Two years after Carter was convicted of involuntary manslaughter in a case that gripped the nation, the director of a new documentary wants viewers to decide for themselves whether her actions were criminal.
The two-part film, debuting Tuesday on HBO, digs into the legal case against Carter and explores a different side to the young Massachusetts woman portrayed by prosecutors as a cruel manipulator who coaxed Conrad Roy III into killing himself for attention.
“There was this very simple story put forth that Michelle Carter was this good-looking ice queen that set about to kill a young man to become popular,” said Erin Lee Carr, the director of “I Love You, Now Die: The Commonwealth V. Michelle Carter.” “I knew that that wasn’t going to be correct, but it would ultimately be the narrative that was set forth by the prosecution.”

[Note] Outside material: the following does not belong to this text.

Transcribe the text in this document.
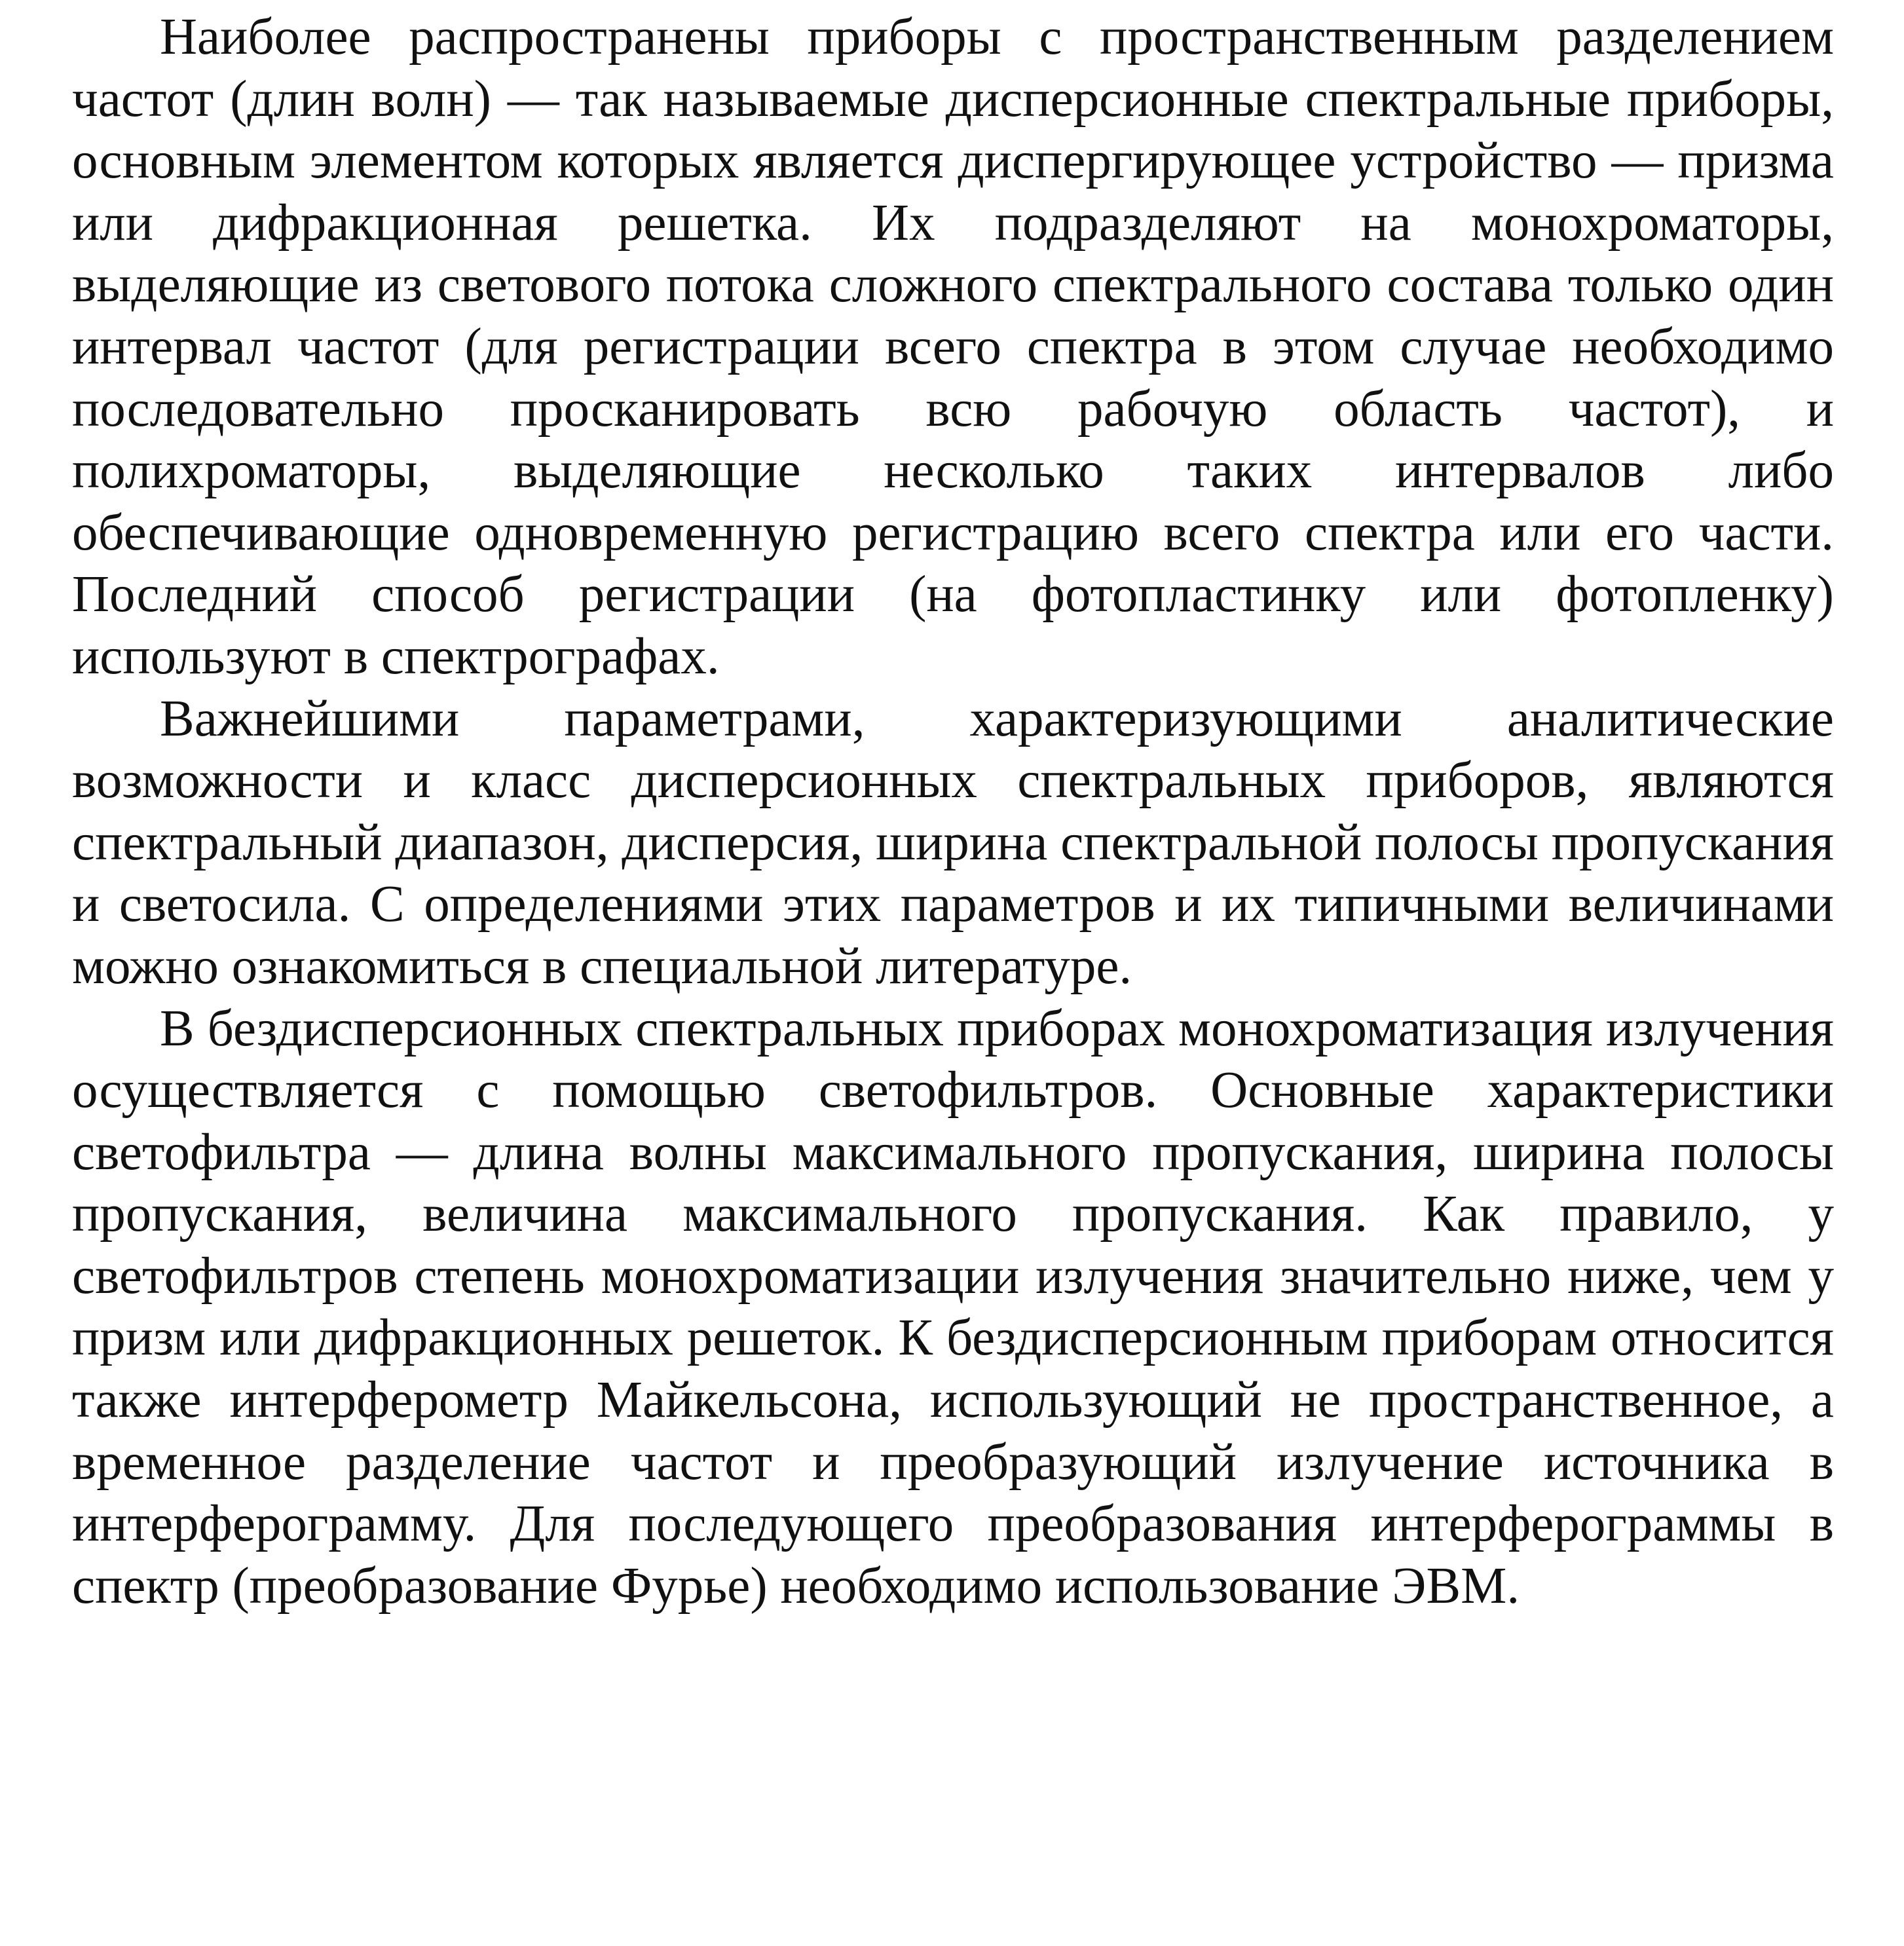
Наиболее распространены приборы с пространственным разделением частот (длин волн) — так называемые дисперсионные спектральные приборы, основным элементом которых является диспергирующее устройство — призма или дифракционная решетка. Их подразделяют на монохроматоры, выделяющие из светового потока сложного спектрального состава только один интервал частот (для регистрации всего спектра в этом случае необходимо последовательно просканировать всю рабочую область частот), и полихроматоры, выделяющие несколько таких интервалов либо обеспечивающие одновременную регистрацию всего спектра или его части. Последний способ регистрации (на фотопластинку или фотопленку) используют в спектрографах.

Важнейшими параметрами, характеризующими аналитические возможности и класс дисперсионных спектральных приборов, являются спектральный диапазон, дисперсия, ширина спектральной полосы пропускания и светосила. С определениями этих параметров и их типичными величинами можно ознакомиться в специальной литературе.

В бездисперсионных спектральных приборах монохроматизация излучения осуществляется с помощью светофильтров. Основные характеристики светофильтра — длина волны максимального пропускания, ширина полосы пропускания, величина максимального пропускания. Как правило, у светофильтров степень монохроматизации излучения значительно ниже, чем у призм или дифракционных решеток. К бездисперсионным приборам относится также интерферометр Майкельсона, использующий не пространственное, а временное разделение частот и преобразующий излучение источника в интерферограмму. Для последующего преобразования интерферограммы в спектр (преобразование Фурье) необходимо использование ЭВМ.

Carter, now 22, began serving her 15-month jail sentence in February, but her attorneys are expected to file their appeal with the Supreme Court by Monday.
Carter didn’t take the stand at her trial, and she and her parents declined to be interviewed by Carr. But her voice comes through in the film in the form of the thousands of text messages between her and Roy, bringing viewers inside the teens’ twisted relationship that existed almost entirely over their phones.